Toyama Prefecture lies on Toyama Bay and the Sea of Japan, making it one of the best places to try seafood in Japan. Some of their specialities include yellowtail, broad velvet fish, and crab. Shinmato Fisherman’s Wharf has one of the only live auctions that takes place in the afternoon as opposed to early morning where you can watch them sell a wide variety of fish, and soon after, you can head inside to look at the fish-selling vendors and buy kaisen-don.
If you would like a similar experience with more of a scenic view, I recommend going to Himi Banyagai. Here I was able to see a wide variety of different fish, visit an exhibit about fishing in Toyama Bay, and enjoy the beautiful view of the ocean during this time.
Zuiryuji Temple is designated as a National Treasure of Japan and a must see place during a trip to Japan. While most people go to Kyoto to see temples when they came to Japan, I found these temples in Toyama to be very quiet and peaceful, which allowed me to really take in all of my surroundings. Zuiryuji dates all the way back to the Edo period.

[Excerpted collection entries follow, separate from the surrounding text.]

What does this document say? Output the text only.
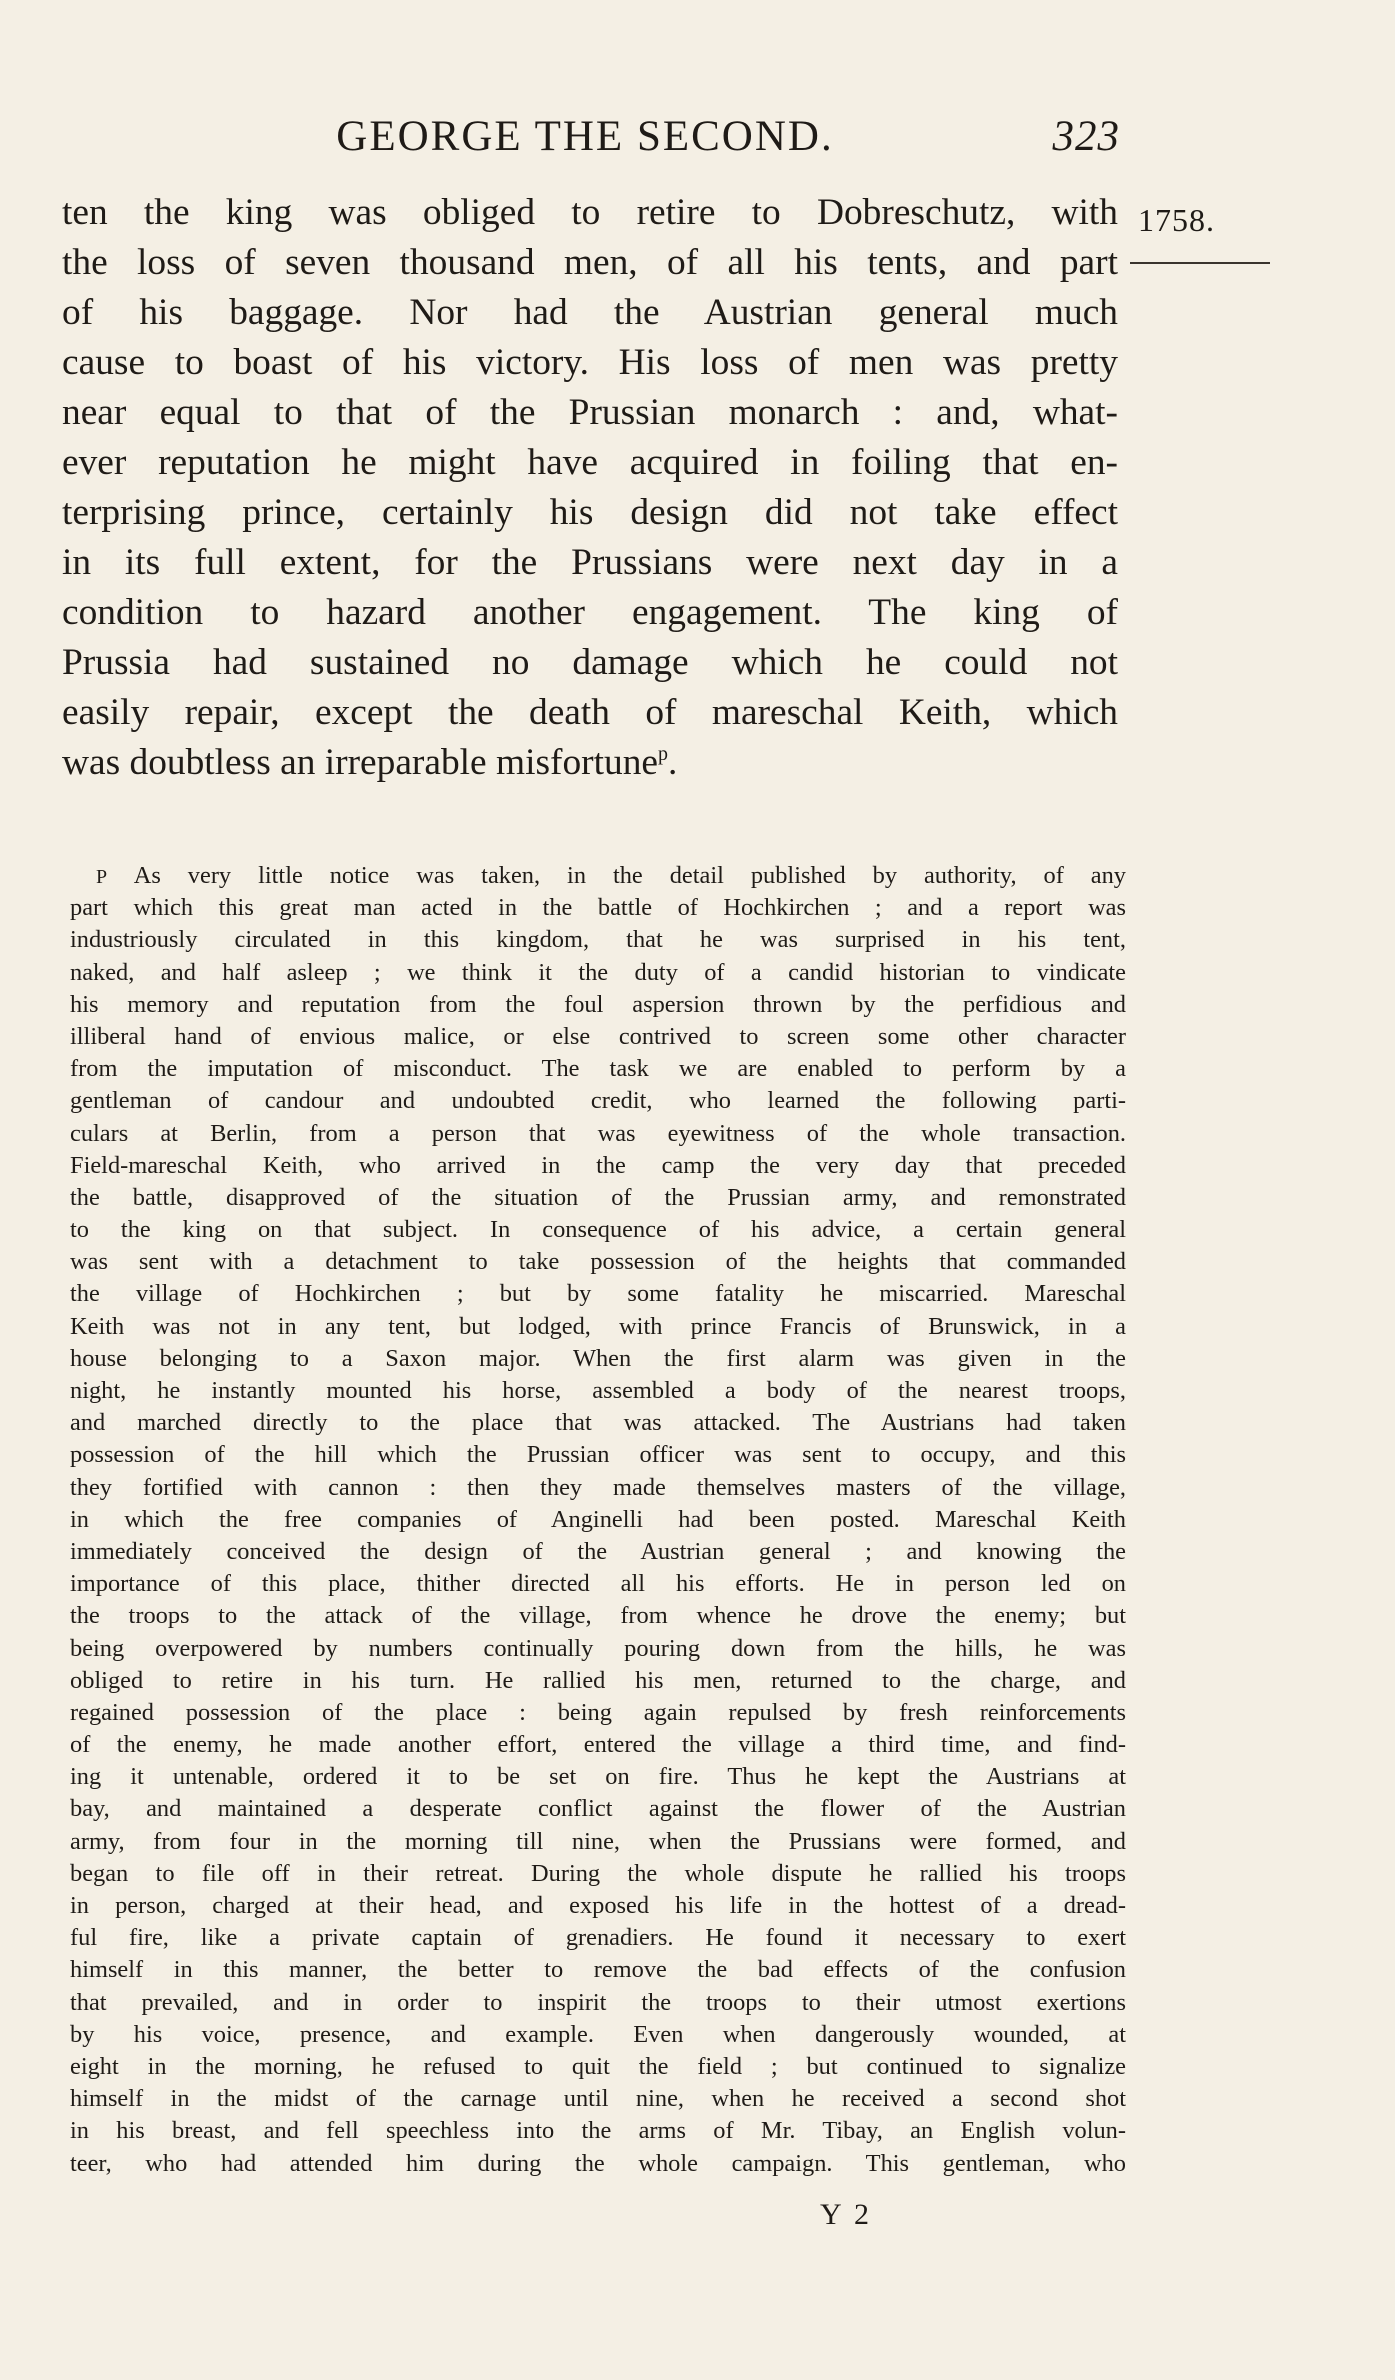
GEORGE THE SECOND.	323
1758.
ten the king was obliged to retire to Dobreschutz, with
the loss of seven thousand men, of all his tents, and part
of his baggage. Nor had the Austrian general much
cause to boast of his victory. His loss of men was pretty
near equal to that of the Prussian monarch : and, what-
ever reputation he might have acquired in foiling that en-
terprising prince, certainly his design did not take effect
in its full extent, for the Prussians were next day in a
condition to hazard another engagement. The king of
Prussia had sustained no damage which he could not
easily repair, except the death of mareschal Keith, which
was doubtless an irreparable misfortune$^p$.
P As very little notice was taken, in the detail published by authority, of any
part which this great man acted in the battle of Hochkirchen ; and a report was
industriously circulated in this kingdom, that he was surprised in his tent,
naked, and half asleep ; we think it the duty of a candid historian to vindicate
his memory and reputation from the foul aspersion thrown by the perfidious and
illiberal hand of envious malice, or else contrived to screen some other character
from the imputation of misconduct. The task we are enabled to perform by a
gentleman of candour and undoubted credit, who learned the following parti-
culars at Berlin, from a person that was eyewitness of the whole transaction.
Field-mareschal Keith, who arrived in the camp the very day that preceded
the battle, disapproved of the situation of the Prussian army, and remonstrated
to the king on that subject. In consequence of his advice, a certain general
was sent with a detachment to take possession of the heights that commanded
the village of Hochkirchen ; but by some fatality he miscarried. Mareschal
Keith was not in any tent, but lodged, with prince Francis of Brunswick, in a
house belonging to a Saxon major. When the first alarm was given in the
night, he instantly mounted his horse, assembled a body of the nearest troops,
and marched directly to the place that was attacked. The Austrians had taken
possession of the hill which the Prussian officer was sent to occupy, and this
they fortified with cannon : then they made themselves masters of the village,
in which the free companies of Anginelli had been posted. Mareschal Keith
immediately conceived the design of the Austrian general ; and knowing the
importance of this place, thither directed all his efforts. He in person led on
the troops to the attack of the village, from whence he drove the enemy; but
being overpowered by numbers continually pouring down from the hills, he was
obliged to retire in his turn. He rallied his men, returned to the charge, and
regained possession of the place : being again repulsed by fresh reinforcements
of the enemy, he made another effort, entered the village a third time, and find-
ing it untenable, ordered it to be set on fire. Thus he kept the Austrians at
bay, and maintained a desperate conflict against the flower of the Austrian
army, from four in the morning till nine, when the Prussians were formed, and
began to file off in their retreat. During the whole dispute he rallied his troops
in person, charged at their head, and exposed his life in the hottest of a dread-
ful fire, like a private captain of grenadiers. He found it necessary to exert
himself in this manner, the better to remove the bad effects of the confusion
that prevailed, and in order to inspirit the troops to their utmost exertions
by his voice, presence, and example. Even when dangerously wounded, at
eight in the morning, he refused to quit the field ; but continued to signalize
himself in the midst of the carnage until nine, when he received a second shot
in his breast, and fell speechless into the arms of Mr. Tibay, an English volun-
teer, who had attended him during the whole campaign. This gentleman, who
Y 2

The open windows down the long narrow hallways make it easy to see the beautiful green grass lawn that separates the gate from the temple, and the peaceful atmosphere makes it really feel like you are walking through ancient Japan.
I found the Great Buddha of Takaoka to be particularly interesting, as it was not my first time visiting one of the giant Buddha’s before. Last year I had visited the Buddha in Kamakura, which is supposedly one of the larger Buddha’s and is a very popular tourist location. However, although the Buddha of Takaoka was smaller, I found it a lot more interesting. Because it was smaller and less crowded, I was able to enjoy not just the Buddha itself, but the entire atmosphere surrounding it as well. It was fairly quiet there and the people working there told us how depending the angle you stood at the Buddha looked either happy or angry. On the inside, there were many pictures depicting Buddha, hell, and other religious symbols. It peaked my interest in Japanese religions because I have never really learned about Japanese religions through art before.